Maybe a cup of chocolate by Lake Como in Italy, glazed by the sun's reflection; the cold deep clouds, the craggy hills, the elegant women and the sensual mouth of Salvador...

* * *

But in Warsaw, there’s no sensuality now. It’s best represented by the stark reality of the Polish artist, who, disguised as a man for the sake of her art, filmed naked men in a Budapest bath house. 

Anna Maria Mickiewicz

London, 2001

 After chocolate, a walk in the park is good!  The picture above is of Regent's Park, the subject of Anna Maria's next poem.

Regent’s Park

He proposed to

Invisible clouds

In Regent’s Park.

And she

Tangled by a rose muslin

Circled by the sun

Her golden feet

Walked through the glass door

Under the sky suspended

On a steel clock

At the top of Victorian towers

On a misty evening

Anna Maria Mickiewicz

London 2013

The Camellias

Deep in thought, streets of camellias

They wake up redolent with a smell of remembrance
Open their flowers, quickly stealing the sun’s rays

They wait for the Hellenic messenger
For the aromatic waft of sapphire waves

Day by day

Against the gleaming
Rim of the London sky...

Anna Maria Mickiewicz

London 2009

The mystery of time

In a silent garden
The spring snowdrops
Wake Socrates
from Plato's dream
of a dialogue

He makes a covenant
with eternity's evanescent closure
forged with
fragile cobwebs

It will keep secrets
in the blackbird's song

Anna Maria Mickiewicz

After Socrates - poetry

The high wave of the flood passed
            A painful empathy dropped
The homeless man vanished
Mr Green mows the grass
The cavalcade of heaven faded

Anna Maria Mickiewicz
London 2015

 An Angel in London - poetry

I have seen an angel
He was selling carrots, tomatoes and strawberries

A bright face
Surrounded by whiteness
But only his wing was a bit chipped

He lifted his pale eyelids
Lost in languages
He was stammering…

I dropped my head
How can it be…

So young

A Nike lost in London

Anna Maria Mickiewicz 
London 2011

Summer in Seaford

The sun sheds its golden drops.
The sea devours them instantly. 
The sky shimmers. 

The day is snatched from another story. 
We’re arriving, here at the end of the line. 
We convince ourselves that infinite space is an illusion…

We walk through the small English town.
A tiny station, plaster falling unevenly off the wooden beams.
Before us the Channel gleams threateningly. 

In the distance a cliff plunges sharply into the sea.
No chips, no ice cream, no candy floss. 
Dead jellyfish glitter on the pebbles. 
The day passes lazily by 
A ship silhouetted in grey against its face.

On the beach a couple unfold deckchairs
Wrinkled skin 
They read the papers. 
They seem unreal 
Postimpressionist faces
All nonchalant 

We’re heading back. 
The cafes and restaurants are closed. 
Who lives here at the end of the world?

Looking through photographs of the scandalous Bloomsbury set, 
An old snapshot. 
A gaunt young woman and a man in deckchairs.
They are reading the papers. 

What if the woman on the beach was a cousin of Virginia Woolf's? 
Who was the man? 
A poet? 
Or one of her scandalous friends?

Anna Maria Mickiewicz

Anna Maria Mickiewicz is a Polish-born poet, writer and editor, who writes both in Polish and English.
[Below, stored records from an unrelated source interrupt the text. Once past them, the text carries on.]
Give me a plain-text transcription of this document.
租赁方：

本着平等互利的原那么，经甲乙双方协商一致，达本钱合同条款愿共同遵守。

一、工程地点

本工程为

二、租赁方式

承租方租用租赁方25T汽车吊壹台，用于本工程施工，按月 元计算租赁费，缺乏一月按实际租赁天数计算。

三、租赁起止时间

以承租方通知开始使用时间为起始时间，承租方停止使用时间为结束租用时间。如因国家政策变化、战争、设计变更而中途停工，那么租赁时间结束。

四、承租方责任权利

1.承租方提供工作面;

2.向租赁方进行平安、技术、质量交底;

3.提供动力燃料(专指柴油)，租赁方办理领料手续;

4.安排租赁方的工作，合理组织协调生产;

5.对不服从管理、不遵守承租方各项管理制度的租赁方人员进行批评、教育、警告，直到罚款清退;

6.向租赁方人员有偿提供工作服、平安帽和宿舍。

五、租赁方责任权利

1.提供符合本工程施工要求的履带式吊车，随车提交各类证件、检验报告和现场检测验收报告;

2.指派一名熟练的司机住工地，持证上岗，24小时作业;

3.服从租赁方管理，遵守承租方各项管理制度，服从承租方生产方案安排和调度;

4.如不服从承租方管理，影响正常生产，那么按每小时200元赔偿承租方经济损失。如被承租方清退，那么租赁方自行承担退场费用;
Anna lived in California and has now been in London for many years. She edits the annual literary magazine Pamiętnik Literacki (The Literary Notebook), London. She is a member of English Pen. As a student, she was a co-founder of a magazine Wywrotowiec (The Subversive). Her first collection of verse was published in 1985 and her selection of short stories and essays Okruchy z Okrągłego Stołu (Breadcrumbs from the Round Table) appeared in 2000. Her volume of poetry Proscenium was published in 2010.

Anna’s poetry has appeared in the United States, UK, Australia and Poland in many literary journals, including Syndic Literary Journal (California), Kritya, The Exiled Link (UK), Poezja Dzisiaj, Akant (Poland) and anthologies, such as Chopin with Cherries. A Tribute in Verse, (Moonrise Press: Los Angeles, 2010), Through A Child’s Eyes: Poems from World War Two, selected by: Moira Andrew (Poetry Space Ltd: Bristol, 2013), Contemporary Writers of Poland, edited by: Danuta Blaszak (Dreammee Little City: Orlando, 2013).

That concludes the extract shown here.